6 juillet 2011

[Jean-Marie Guénois - Le Figaro] Dialogue interreligieux pour la paix à Assise

SOURCE - Jean-Marie Guénois - Le Figaro - 6 juillet 2011

Benoît XVI priera avec d'autres religions pour la paix en récusant tout syncrétisme. Sa venue à Assise suscite déjà des critiques.

Comment lutter contre une «catastrophe spirituelle»? Comment parer un «événement qui fourvoie une multitude d'âmes»? Ces mots émanent de Mgr Bernard Fellay, supérieur général de la Fraternité Saint-Pie X, second successeur de Mgr Marcel Lefebvre.
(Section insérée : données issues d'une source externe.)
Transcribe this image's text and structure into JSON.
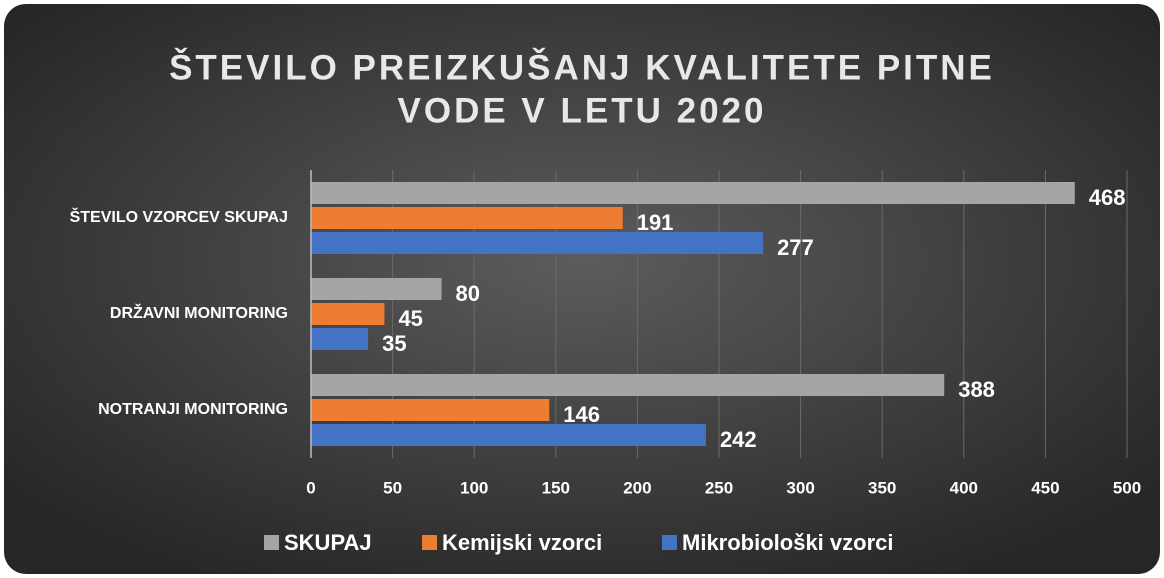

Il n'a pas eu de paroles assez dures pour critiquer l'initiative, annoncée par Benoît XVI, de venir fêter, le 27 octobre prochain à Assise, le 25e anniversaire de la rencontre interreligieuse pour la paix, menée par Jean-Paul II en 1986. Et surtout de renouveler la même opération de prière avec les autres grandes religions.

«Dépasser les a priori»

Dans une lettre ouverte, datée du 1er mai dernier, Mgr Fellay a donc tiré à boulets rouges contre ce projet: «Le renouvellement d'Assise, même édulcoré, même modifié (…) rappellera inévitablement le premier Assise, qui fut scandaleux sous tant d'aspects (…) où l'on a pu voir côte à côte le vicaire du Christ et une multitude bariolée de païens invoquant leurs faux dieux et leurs idoles.»

Sans répondre directement à Mgr Fellay, le cardinal français Jean-Louis Tauran, président du Conseil pontifical pour le dialogue interreligieux, a toutefois expliqué, dans un article publié par l'Osservatore Romano daté de mardi, en quoi l'anniversaire que Benoît XVI viendra fêter dans la ville de saint François, est loin d'être une catastrophe, vu de Rome. Et combien le dialogue avec les autres religions constitue un enjeu majeur.
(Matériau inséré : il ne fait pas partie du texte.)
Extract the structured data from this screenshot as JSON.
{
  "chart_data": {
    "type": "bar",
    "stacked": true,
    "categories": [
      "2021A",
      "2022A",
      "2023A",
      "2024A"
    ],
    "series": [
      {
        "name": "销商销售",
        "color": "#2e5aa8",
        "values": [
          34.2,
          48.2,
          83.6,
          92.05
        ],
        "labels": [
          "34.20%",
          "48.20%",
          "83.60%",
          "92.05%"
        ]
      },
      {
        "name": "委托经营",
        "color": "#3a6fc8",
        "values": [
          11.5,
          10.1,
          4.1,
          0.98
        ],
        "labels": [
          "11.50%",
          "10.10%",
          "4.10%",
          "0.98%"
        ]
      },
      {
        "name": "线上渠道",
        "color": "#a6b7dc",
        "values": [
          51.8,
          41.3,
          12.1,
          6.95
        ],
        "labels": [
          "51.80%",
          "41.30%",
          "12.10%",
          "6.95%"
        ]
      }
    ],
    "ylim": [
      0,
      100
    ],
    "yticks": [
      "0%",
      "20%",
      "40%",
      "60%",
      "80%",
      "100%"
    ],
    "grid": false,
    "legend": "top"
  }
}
Même si, de fait, cette notion est très mal comprise: «Le dialogue n'est pas une conversation entre responsables religieux ou croyants d'autres religions, précise le cardinal Tauran. Il ne s'agit pas non plus d'une tractation de type diplomatique; ce n'est pas le lieu d'un marchandage et encore moins de compromis. (…) Il ne cherche ni à souligner, ni à annuler les différences. Il ne vise pas à créer une religion globale, acceptée par tous (…) ; il ne concède rien à l'ambiguïté des concepts et des mots.»

Au contraire, ajoute celui qui fut le ministre des Affaires étrangères de Jean-Paul II pendant treize ans, l'enjeu de ce dialogue comme de la rencontre d'octobre, est de créer un «espace pour un témoignage réciproque entre croyants» et de «corriger des images erronées, et dépasser les a priori et les stéréotypes sur les personnes et les communautés». Pour celui que Benoît XVI a choisi, après la crise de Ratisbonne (où une phrase du Pape sur les musulmans avait créé une polémique mondiale) pour mener le dialogue avec toutes les religions non chrétiennes, dont l'islam, ce dialogue entend «connaître l'autre, tel qu'il est, parce qu'il a le droit d'être connu ainsi et non à partir de ce que l'on dit de lui, et encore moins tel qu'on voudrait qu'il fut».

Un état d'esprit difficile à faire admettre, y compris dans l'Église. Déjà, en avril dernier, le Vatican avait publié une note pour justifier la présence du Pape à cette prière d'Assise: «Chaque être humain est, au fond, un pèlerin en quête de la vérité et du bien. C'est pourquoi, l'homme religieux reste toujours en chemin vers Dieu. De là naît la possibilité ou mieux, la nécessité de parler et de dialoguer avec tous, croyants ou non-croyants, sans renoncer à sa propre identité ou céder à des formes de syncrétisme.» Le risque de syncrétisme, ce mélange des convictions religieuses, était précisément la critique et la réserve, - il ne s'était pas rendu à Assise il y a 25 ans - que le cardinal Ratzinger, futur Benoît XVI, avait formulées à l'encontre de cette initiative de Jean-Paul II.